Robert Half Inc.
- Formerly: Robert Half International Inc.
- Type: Public company
- Traded as: NYSE: RHI; S&P 600 component;
- Industry: Employment agency, Professional services
- Founded: March 1948; 78 years ago in New York City
- Founders: Bob and Maxine Half
- Headquarters: Menlo Park, California, U.S.; San Ramon, California, U.S.;
- Number of locations: 315 (Robert Half) 89 (Protiviti)
- Area served: Worldwide
- Key people: Harold M. "Max" Messmer (Executive Chairman); M. Keith Waddell (President & CEO);
- Services: Employment agencies, recruitments, human resource consulting and outsourcing
- Revenue: US$5.38 billion (2025)
- Net income: US$133 million (2025)
- Number of employees: approx. 14,700 (including Protiviti) (December 2024)
- Subsidiaries: Protiviti
- Website: www.roberthalf.com

= Robert Half =

US-based global human resource consulting firm

Robert Half Inc. is an international human resource consulting firm founded in 1948, based in Menlo Park and San Ramon, California.
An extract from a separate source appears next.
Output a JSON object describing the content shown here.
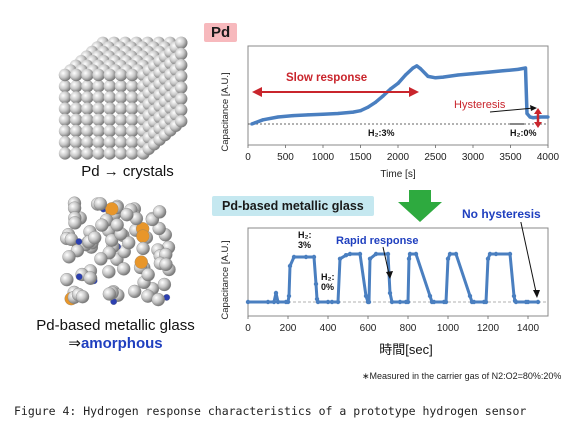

It is among the world's largest accounting and finance staffing firms, with over 345 locations worldwide.

Through its Accountemps, Finance & Accounting, and Management Resources divisions, the company provides staff in the fields of accounting and finance. Other divisions include Robert Half Technology, providing software, application, IT infrastructure and operations professionals; Office Team, which specializes in administrative and customer service staffing; The Creative Group, which focuses on design, artistic, and creative talent; and Robert Half Legal, which provides staffing for legal professionals. In 2002, Robert Half founded a subsidiary, Protiviti Inc., a subsidiary, to provide internal audit, financial, operations, technology, governance, and risk consulting services.

==History==
Robert Half and his wife Maxine, founded the Robert Half Personnel Agency in New York City in 1948. He also created Accountemps, a company founded to supply temporary accountants.

The firm went public in 1987, then expanded its operations into Europe in 1993. In addition to the Accountemps brand, the firm expanded to include specialty groups focusing on technology, legal and creative services personnel. In 1991, the company acquired The Affiliates, renaming it as Robert Half Legal.

Robert Half also provides independent risk consulting, internal audit and information technology consulting services via its Protiviti subsidiary, founded in 2002 with the acquisition of former employees of Arthur Andersen.

In 2003, the company bought back the last of the few remaining independent franchise operations.

In 2006, the company, through its subsidiary Protiviti Inc., acquired the assets of PG Lewis & Associates, a provider of data forensics and cybersecurity services founded in 2003. The financial terms were not disclosed.

In April 2022, Robert Half moved its legal consulting service line to Protiviti, allowing the subsidiary to expand its legal consulting practice.